‘Barnes all over – literate, vivid, controversial’
Stephen Jones, The Sunday Times
‘Beautifully written – thoughtful, insightful and compelling’
Rugby World
'Barnes writes as he once played: dull orthodoxy remains his sworn enemy. From Bob Dylan to Bath and Shakespeare to Sky, there is something for everyone in these honest, trenchant, revealing and
occasionally poetic pages. Sketches from Memory is not any old rugby book: to misquote CLR James, what do they know of rugby who only rugby know? Pour yourself a glass of red, stick a bit of Dylan on and immerse yourself in vintage Barnes'
Robert Kitson, The Guardian
‘A blast. Barnes is one of rugby’s original thinkers. He looks at the game like few others’
Tom English, BBC Sport
‘A lovely read. Barnes paints a rich, broad picture of a lifetime in rugby with typical honesty and lyrical, impressionistic splashes of colour’
Owen Slot, The Times
Remembered as one of the most controversial playing names during the dying days of the English amateur era and now regarded as one of the shrewdest and most perceptive observers in the media – both on television and in print – Stuart Barnes has spent over forty years of his life immersed in rugby union.

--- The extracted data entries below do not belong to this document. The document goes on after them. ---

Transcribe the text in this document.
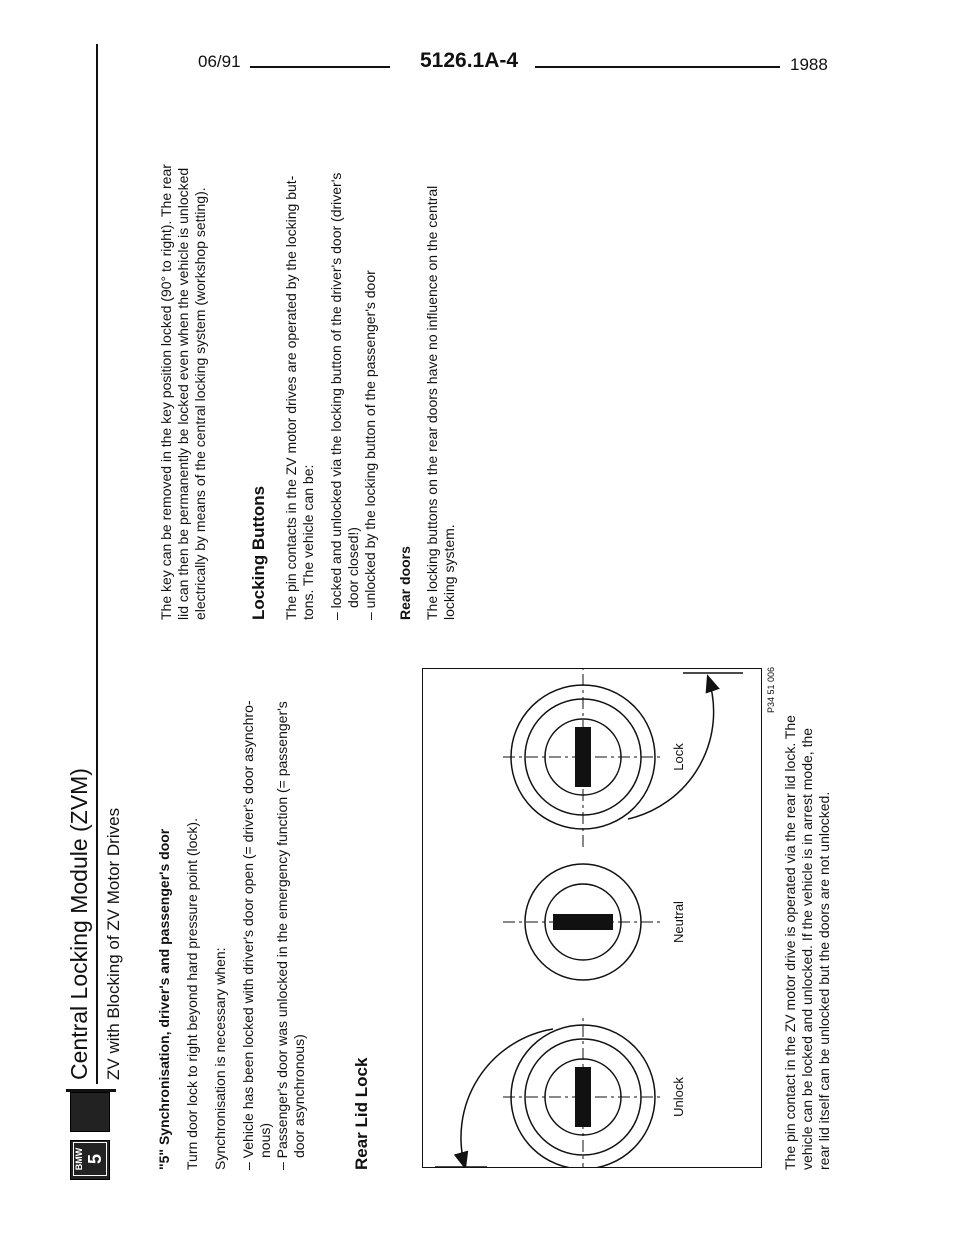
06/91	5126.1A-4	1988
BMW 5
Central Locking Module (ZVM) ZV with Blocking of ZV Motor Drives "5" Synchronisation, driver's and passenger's door Turn door lock to right beyond hard pressure point (lock). Synchronisation is necessary when: – Vehicle has been locked with driver's door open (= driver's door asynchro- nous) – Passenger's door was unlocked in the emergency function (= passenger's door asynchronous)	Rear Lid Lock	Unlock
Neutral
Lock
P34 51 006
The pin contact in the ZV motor drive is operated via the rear lid lock. The vehicle can be locked and unlocked. If the vehicle is in arrest mode, the rear lid itself can be unlocked but the doors are not unlocked.
The key can be removed in the key position locked (90° to right). The rear lid can then be permanently be locked even when the vehicle is unlocked electrically by means of the central locking system (workshop setting). Locking Buttons The pin contacts in the ZV motor drives are operated by the locking but- tons. The vehicle can be: – locked and unlocked via the locking button of the driver's door (driver's door closed!) – unlocked by the locking button of the passenger's door Rear doors The locking buttons on the rear doors have no influence on the central locking system.
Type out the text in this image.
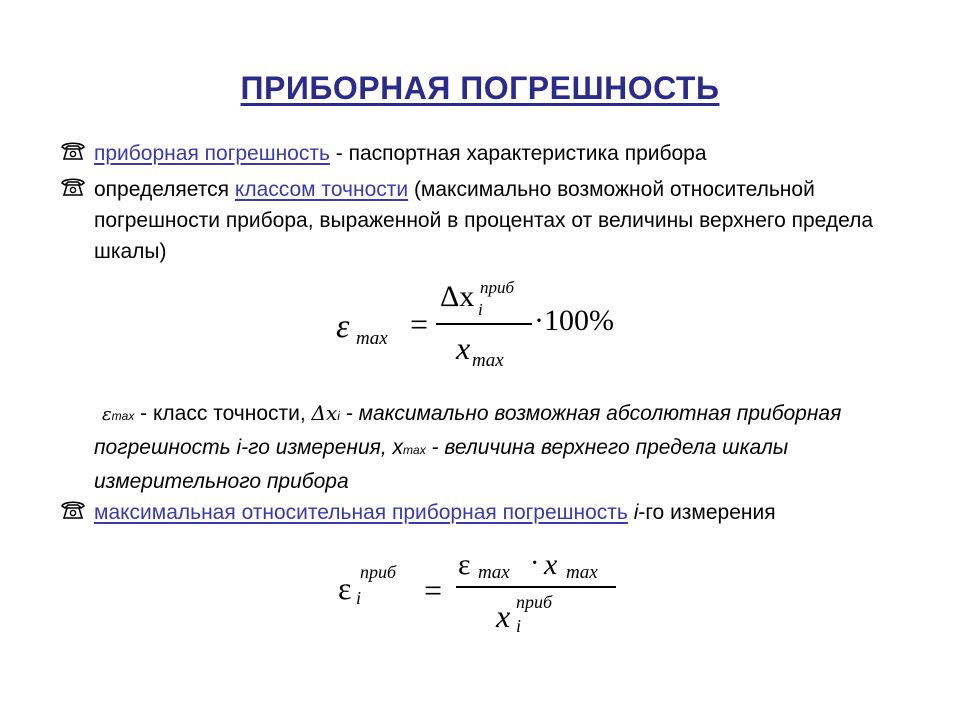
ПРИБОРНАЯ ПОГРЕШНОСТЬ
приборная погрешность - паспортная характеристика прибора
определяется классом точности (максимально возможной относительной погрешности прибора, выраженной в процентах от величины верхнего предела шкалы)
ε max =
Δx приб
i
x max
·100%
εmax - класс точности, Δxi - максимально возможная абсолютная приборная погрешность i-го измерения, xmax - величина верхнего предела шкалы измерительного прибора
максимальная относительная приборная погрешность i-го измерения
ε приб
i =
ε max · x max
x приб
i
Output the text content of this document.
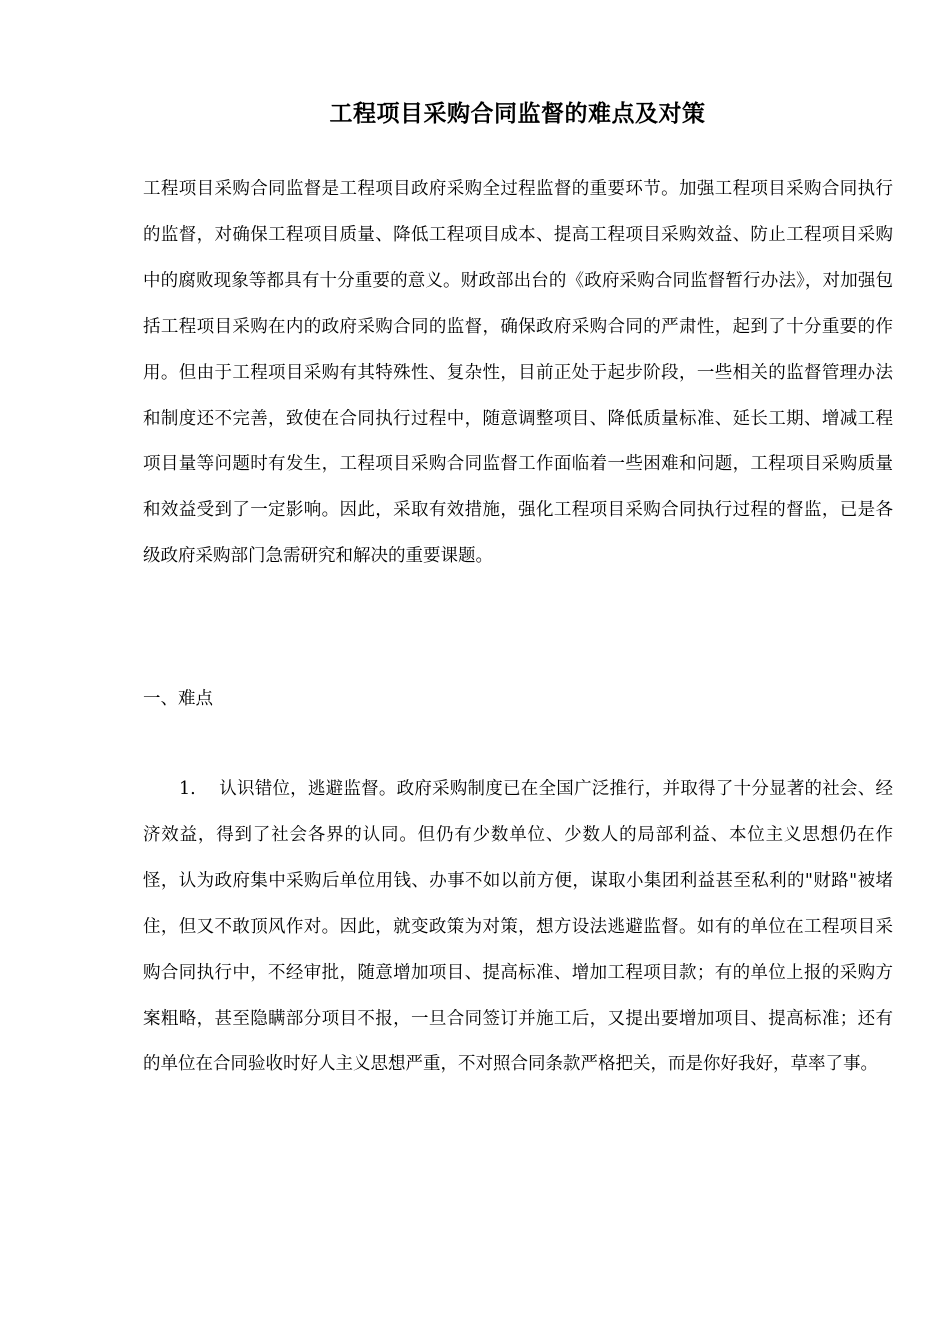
工程项目采购合同监督的难点及对策

工程项目采购合同监督是工程项目政府采购全过程监督的重要环节。加强工程项目采购合同执行的监督，对确保工程项目质量、降低工程项目成本、提高工程项目采购效益、防止工程项目采购中的腐败现象等都具有十分重要的意义。财政部出台的《政府采购合同监督暂行办法》，对加强包括工程项目采购在内的政府采购合同的监督，确保政府采购合同的严肃性，起到了十分重要的作用。但由于工程项目采购有其特殊性、复杂性，目前正处于起步阶段，一些相关的监督管理办法和制度还不完善，致使在合同执行过程中，随意调整项目、降低质量标准、延长工期、增减工程项目量等问题时有发生，工程项目采购合同监督工作面临着一些困难和问题，工程项目采购质量和效益受到了一定影响。因此，采取有效措施，强化工程项目采购合同执行过程的督监，已是各级政府采购部门急需研究和解决的重要课题。

一、难点

1. 认识错位，逃避监督。政府采购制度已在全国广泛推行，并取得了十分显著的社会、经济效益，得到了社会各界的认同。但仍有少数单位、少数人的局部利益、本位主义思想仍在作怪，认为政府集中采购后单位用钱、办事不如以前方便，谋取小集团利益甚至私利的"财路"被堵住，但又不敢顶风作对。因此，就变政策为对策，想方设法逃避监督。如有的单位在工程项目采购合同执行中，不经审批，随意增加项目、提高标准、增加工程项目款；有的单位上报的采购方案粗略，甚至隐瞒部分项目不报，一旦合同签订并施工后，又提出要增加项目、提高标准；还有的单位在合同验收时好人主义思想严重，不对照合同条款严格把关，而是你好我好，草率了事。
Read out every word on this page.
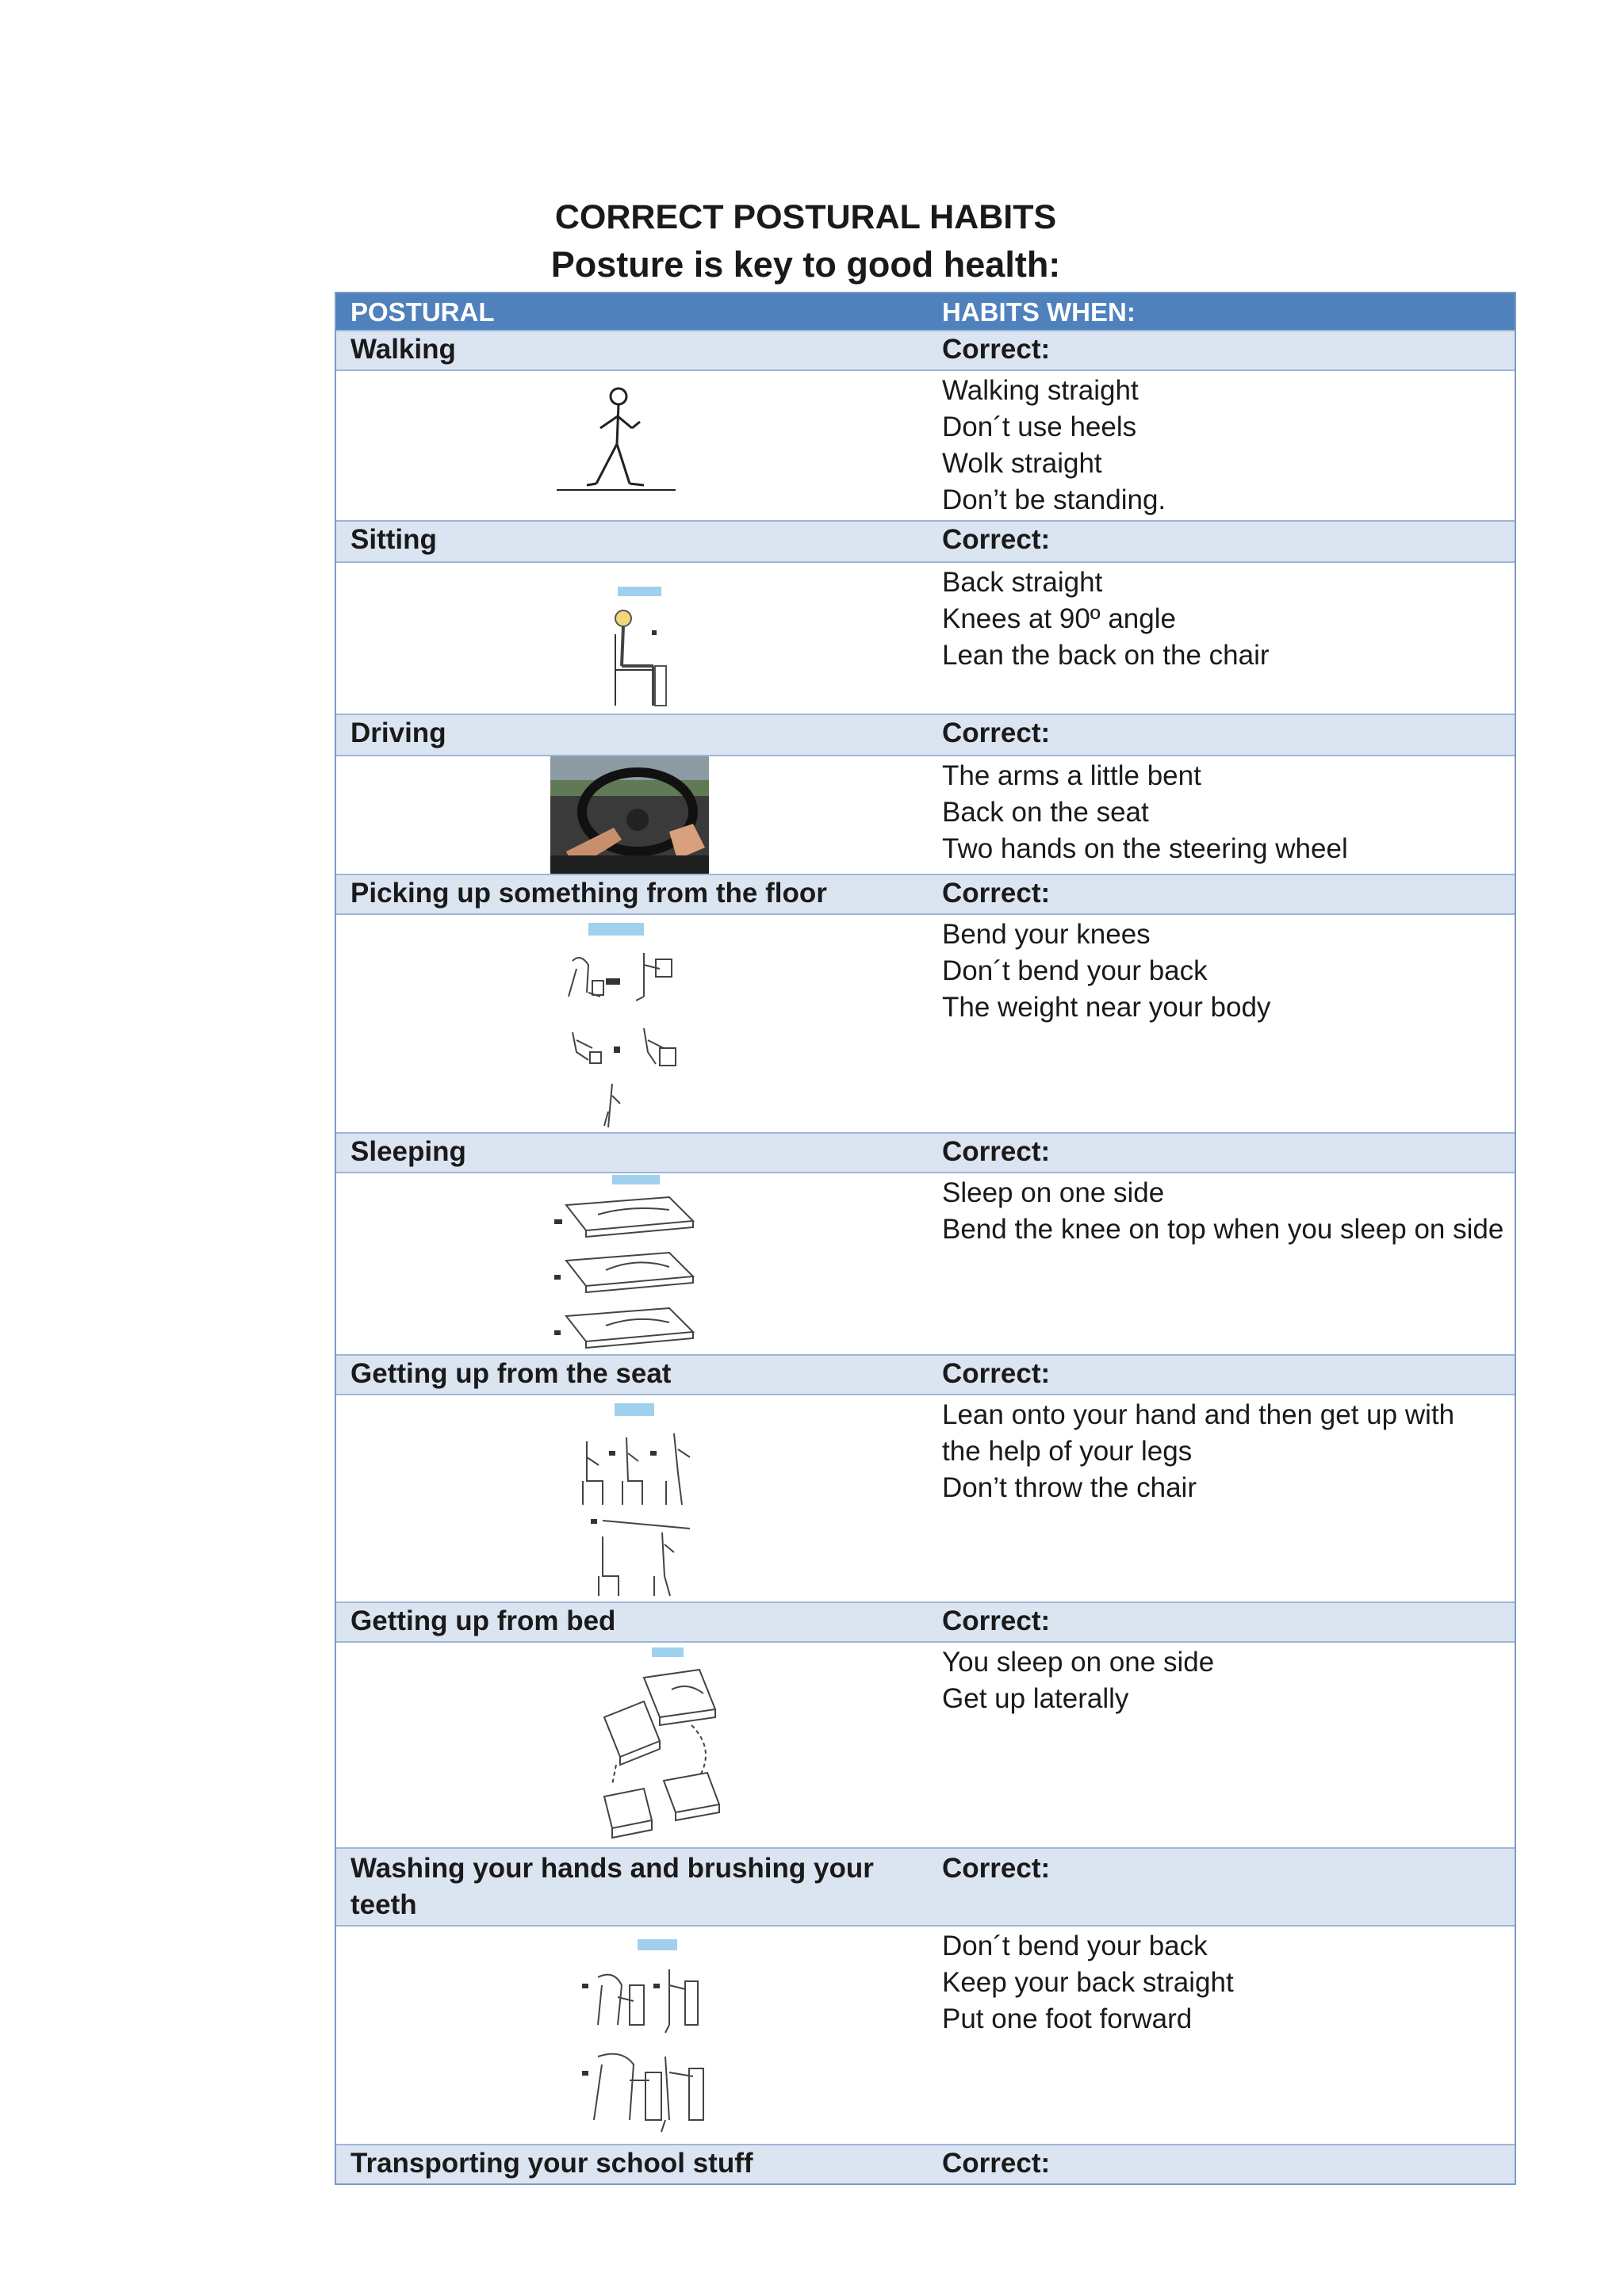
CORRECT POSTURAL HABITS
Posture is key to good health:
POSTURAL	HABITS WHEN:
Walking	Correct:
Walking straight
Don´t use heels
Wolk straight
Don’t be standing.
Sitting	Correct:
Back straight
Knees at 90º angle
Lean the back on the chair
Driving	Correct:
The arms a little bent
Back on the seat
Two hands on the steering wheel
Picking up something from the floor	Correct:
Bend your knees
Don´t bend your back
The weight near your body
Sleeping	Correct:
Sleep on one side
Bend the knee on top when you sleep on side
Getting up from the seat	Correct:
Lean onto your hand and then get up with
the help of your legs
Don’t throw the chair
Getting up from bed	Correct:
You sleep on one side
Get up laterally
Washing your hands and brushing your
teeth
Correct:
Don´t bend your back
Keep your back straight
Put one foot forward
Transporting your school stuff	Correct:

In Sketches from Memory, he combines autobiography with an objective and off-beat study of the sport, taking us on a twisting, meandering journey from his childhood in the 1970s, through to the height of his playing career in the 1980s and 1990s, and right up to the present day as he studies the contemporary game with the astute eye of a master analyst.
Eschewing the more traditional structure of a sports book, Barnes abandons chronology to allow past and present to mingle, presenting his memoirs as an alphabetical soup with the letters of the alphabet and not the numbers, dates and years of his life leading the narrative. It is a refreshing, beguiling and absorbing approach that allows the dedicated reader to complete the book in sequence, or the bed-side reader to flick from one letter to the next without losing the thread.
Honest, insightful, funny and wise, Sketches from Memory is a fascinating study of the game of rugby union, exploring its myriad enchantments, controversies and world-famous characters in a way that no other book has done before.
Born in Essex, raised in Wales and educated at Oxford University, Stuart Barnes won ten caps for England before becoming the face – and voice – of rugby union on Sky Sports in 1994, where he continues to work today. An author of three books on rugby (Rugby’s New-Age Travellers was the runner up in the William Hill Sports Book of the Year award in 1997), he has written for a range of publications including Rugby World and the Telegraph and is a regular columnist for The Times and Sunday Times.